Distributed transactions

Once we’ve achieved consensus, now transactions from applications need to be committed across databases, with fault checks performed by each involved resource. Two-way and three-way communication to read, write, and commit are shared across participant nodes.

The architecture of large-scale web applications

We already know that most large-scale applications are web applications. Even if it’s not, the major consumer platforms like Netflix, Twitter, and Amazon, enterprises are moving away from on-premises systems like Exchange to cloud solutions from Microsoft, Google, and AWS. That’s why it’s good to understand the architecture of such systems.

We need to learn about topics such as:

N-tier applications

Processing happens at various levels in a distributed system. Some processes are on the client, some on the server, and others on another server—all within one application. These processing layers are called tiers, and understanding how those tiers interact with each other and the specific processes they are responsible for is part of System Design for the web.

HTTP and REST

HTTP is the sole API on which the entire internet runs. It is the system through which we send every email, stream every Netflix movie, and browse every Amazon listing. REST is a set of design principles to directly interact with the API that is HTTP, allowing efficient, scalable systems with components isolated from each other’s assumptions. Using these principles and open API makes it easier for others to build on our work or extend our capabilities with extensions to their own apps and services.

DNS and load balancing

If we have 99 simultaneous users, load-balancing through DNS routing can ensure that servers A, B, and C each handle 33 clients, rather than server A being overloaded with 99 and servers B and C sitting idle. Routing client requests to the right server, the right tier where processing happens, helps ensure system stability. We need to know how to do this.

Caching

A cache makes our most frequently requested data and applications accessible to most users at high speeds. The questions for our web application are what needs to be stored in the cache, how we direct traffic to the cache, and what happens when we don’t have what we want in the cache.

Stream processing

Stream processing applies uniform processes to the data stream. If an application has continuous, consistent data passing through it, then stream processing allows efficient use of local resources within the application.

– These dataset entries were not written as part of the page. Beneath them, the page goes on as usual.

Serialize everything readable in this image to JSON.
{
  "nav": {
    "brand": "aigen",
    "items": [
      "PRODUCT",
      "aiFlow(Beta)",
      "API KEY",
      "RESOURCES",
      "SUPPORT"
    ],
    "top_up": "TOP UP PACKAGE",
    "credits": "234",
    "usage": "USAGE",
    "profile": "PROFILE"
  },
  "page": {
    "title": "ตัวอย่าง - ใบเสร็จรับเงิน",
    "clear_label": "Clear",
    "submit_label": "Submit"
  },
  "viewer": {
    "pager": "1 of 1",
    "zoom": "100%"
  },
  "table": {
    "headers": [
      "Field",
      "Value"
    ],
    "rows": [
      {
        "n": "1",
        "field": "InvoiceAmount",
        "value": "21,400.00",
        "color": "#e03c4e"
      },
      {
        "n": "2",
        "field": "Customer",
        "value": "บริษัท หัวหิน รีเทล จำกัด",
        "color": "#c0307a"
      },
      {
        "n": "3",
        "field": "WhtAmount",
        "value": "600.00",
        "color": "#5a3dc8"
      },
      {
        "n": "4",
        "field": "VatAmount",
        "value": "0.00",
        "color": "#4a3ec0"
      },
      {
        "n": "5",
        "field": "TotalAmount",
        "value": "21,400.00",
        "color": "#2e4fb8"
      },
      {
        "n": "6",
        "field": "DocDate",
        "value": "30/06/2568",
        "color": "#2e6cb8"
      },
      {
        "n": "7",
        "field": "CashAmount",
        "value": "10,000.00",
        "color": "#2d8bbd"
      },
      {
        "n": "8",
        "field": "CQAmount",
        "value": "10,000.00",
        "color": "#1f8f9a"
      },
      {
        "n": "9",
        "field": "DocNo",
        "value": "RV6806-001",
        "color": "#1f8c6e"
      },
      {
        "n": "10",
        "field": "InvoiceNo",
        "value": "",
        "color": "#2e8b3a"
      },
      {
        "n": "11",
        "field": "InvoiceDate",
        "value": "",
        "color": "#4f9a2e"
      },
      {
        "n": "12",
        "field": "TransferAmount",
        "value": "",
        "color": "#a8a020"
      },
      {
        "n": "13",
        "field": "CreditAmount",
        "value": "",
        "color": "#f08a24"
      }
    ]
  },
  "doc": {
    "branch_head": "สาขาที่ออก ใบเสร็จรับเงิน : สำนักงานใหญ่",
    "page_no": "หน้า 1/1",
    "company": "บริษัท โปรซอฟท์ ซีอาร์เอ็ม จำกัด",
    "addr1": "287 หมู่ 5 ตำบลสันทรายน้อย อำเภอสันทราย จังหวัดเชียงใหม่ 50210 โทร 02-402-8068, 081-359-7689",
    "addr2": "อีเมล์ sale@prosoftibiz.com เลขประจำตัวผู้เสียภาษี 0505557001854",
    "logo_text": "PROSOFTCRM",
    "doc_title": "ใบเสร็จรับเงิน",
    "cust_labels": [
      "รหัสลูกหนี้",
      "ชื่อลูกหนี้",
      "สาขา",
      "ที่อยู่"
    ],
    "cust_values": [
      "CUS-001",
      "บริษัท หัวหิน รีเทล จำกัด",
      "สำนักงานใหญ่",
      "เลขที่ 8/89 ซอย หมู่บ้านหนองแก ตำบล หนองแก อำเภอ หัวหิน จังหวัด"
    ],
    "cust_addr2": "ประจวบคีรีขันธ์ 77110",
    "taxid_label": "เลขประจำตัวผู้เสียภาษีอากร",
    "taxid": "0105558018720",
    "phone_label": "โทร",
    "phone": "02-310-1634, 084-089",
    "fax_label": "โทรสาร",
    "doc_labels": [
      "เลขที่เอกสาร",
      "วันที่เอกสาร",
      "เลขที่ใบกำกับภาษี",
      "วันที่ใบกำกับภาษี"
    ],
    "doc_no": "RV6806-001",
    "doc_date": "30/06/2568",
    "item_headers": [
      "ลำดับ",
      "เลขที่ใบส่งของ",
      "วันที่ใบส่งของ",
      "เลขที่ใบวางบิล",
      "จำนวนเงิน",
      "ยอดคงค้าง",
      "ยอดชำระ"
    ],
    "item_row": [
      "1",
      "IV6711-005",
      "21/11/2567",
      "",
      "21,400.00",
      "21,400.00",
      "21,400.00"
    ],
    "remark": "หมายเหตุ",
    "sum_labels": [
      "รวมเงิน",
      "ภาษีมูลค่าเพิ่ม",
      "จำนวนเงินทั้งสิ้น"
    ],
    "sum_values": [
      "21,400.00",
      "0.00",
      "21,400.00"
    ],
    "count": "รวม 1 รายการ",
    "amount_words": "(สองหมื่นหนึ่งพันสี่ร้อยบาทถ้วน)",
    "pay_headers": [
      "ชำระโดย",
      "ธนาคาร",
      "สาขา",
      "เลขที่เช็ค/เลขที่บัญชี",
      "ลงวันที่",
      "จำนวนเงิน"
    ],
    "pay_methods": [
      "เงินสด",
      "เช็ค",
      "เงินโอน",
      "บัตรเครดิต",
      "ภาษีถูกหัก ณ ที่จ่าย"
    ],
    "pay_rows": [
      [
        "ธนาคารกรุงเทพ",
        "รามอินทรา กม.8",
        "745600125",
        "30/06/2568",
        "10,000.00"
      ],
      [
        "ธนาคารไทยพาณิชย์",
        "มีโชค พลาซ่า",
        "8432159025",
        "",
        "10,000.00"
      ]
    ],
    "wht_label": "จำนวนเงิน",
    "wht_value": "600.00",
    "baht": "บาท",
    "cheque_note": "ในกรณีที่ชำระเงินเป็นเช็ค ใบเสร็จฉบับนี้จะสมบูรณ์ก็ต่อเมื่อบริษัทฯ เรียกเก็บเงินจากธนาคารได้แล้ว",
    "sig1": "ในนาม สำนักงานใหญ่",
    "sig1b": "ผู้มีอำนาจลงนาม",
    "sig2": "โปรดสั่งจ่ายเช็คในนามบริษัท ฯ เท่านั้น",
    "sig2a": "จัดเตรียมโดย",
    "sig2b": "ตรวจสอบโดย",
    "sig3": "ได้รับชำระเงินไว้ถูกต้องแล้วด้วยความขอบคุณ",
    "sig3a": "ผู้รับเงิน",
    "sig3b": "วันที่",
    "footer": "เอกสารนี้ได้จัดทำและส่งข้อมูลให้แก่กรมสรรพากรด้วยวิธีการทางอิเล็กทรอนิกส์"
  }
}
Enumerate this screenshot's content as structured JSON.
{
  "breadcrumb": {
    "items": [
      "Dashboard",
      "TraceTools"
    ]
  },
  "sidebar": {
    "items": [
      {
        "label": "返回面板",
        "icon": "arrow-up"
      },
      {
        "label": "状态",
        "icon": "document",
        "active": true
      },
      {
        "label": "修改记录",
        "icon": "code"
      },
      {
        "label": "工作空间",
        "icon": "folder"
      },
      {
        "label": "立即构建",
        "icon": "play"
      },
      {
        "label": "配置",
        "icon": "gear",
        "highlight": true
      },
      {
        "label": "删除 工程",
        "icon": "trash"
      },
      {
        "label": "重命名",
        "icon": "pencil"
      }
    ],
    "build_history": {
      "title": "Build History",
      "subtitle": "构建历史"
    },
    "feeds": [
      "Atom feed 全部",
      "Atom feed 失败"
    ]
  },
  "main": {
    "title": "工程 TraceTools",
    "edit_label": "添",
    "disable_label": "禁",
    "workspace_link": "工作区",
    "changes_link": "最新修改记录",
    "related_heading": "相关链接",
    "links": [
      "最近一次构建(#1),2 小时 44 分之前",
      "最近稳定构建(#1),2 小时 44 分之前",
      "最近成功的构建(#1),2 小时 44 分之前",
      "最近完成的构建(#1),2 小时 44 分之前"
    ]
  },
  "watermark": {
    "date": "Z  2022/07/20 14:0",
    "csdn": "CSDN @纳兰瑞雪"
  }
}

Design of large-scale distributed systems

This can seem like a lot, but it honestly takes only a few weeks of prep—less if we have a solid foundation to build on.

Once we know the basics of distributed systems and web architecture, it is time to apply this learning and design real-world systems. Finding and optimizing potential solutions to these problems will give us the tools to approach the System Design interview with confidence.

Once we are ready to practice our skills, we can take on some sample problems from real-world interviews, and tips and approaches to build ten different web services.

Summary

The world is more connected than ever, with almost all devices utilizing System Design and distributed systems.

Technical interviews, especially at big tech companies, are leaning more and more toward System Design interview questions. We should be well prepared to tackle any questions that come our way. Common System Design interview questions include creating a URL shortener with web crawlers, understanding the CAP theorem, discussing SQL and NoSQL databases, identifying use cases for various data models, addressing latency issues, constructing algorithms and data structures, and so on.

Consumers and businesses alike are online, and even legacy programs are migrating to the cloud. Distributed systems are the present and future of the software engineering discipline. As System Design Interview questions make up a bigger part of the developer interview, having a working knowledge of distributed systems will pay dividends in our career.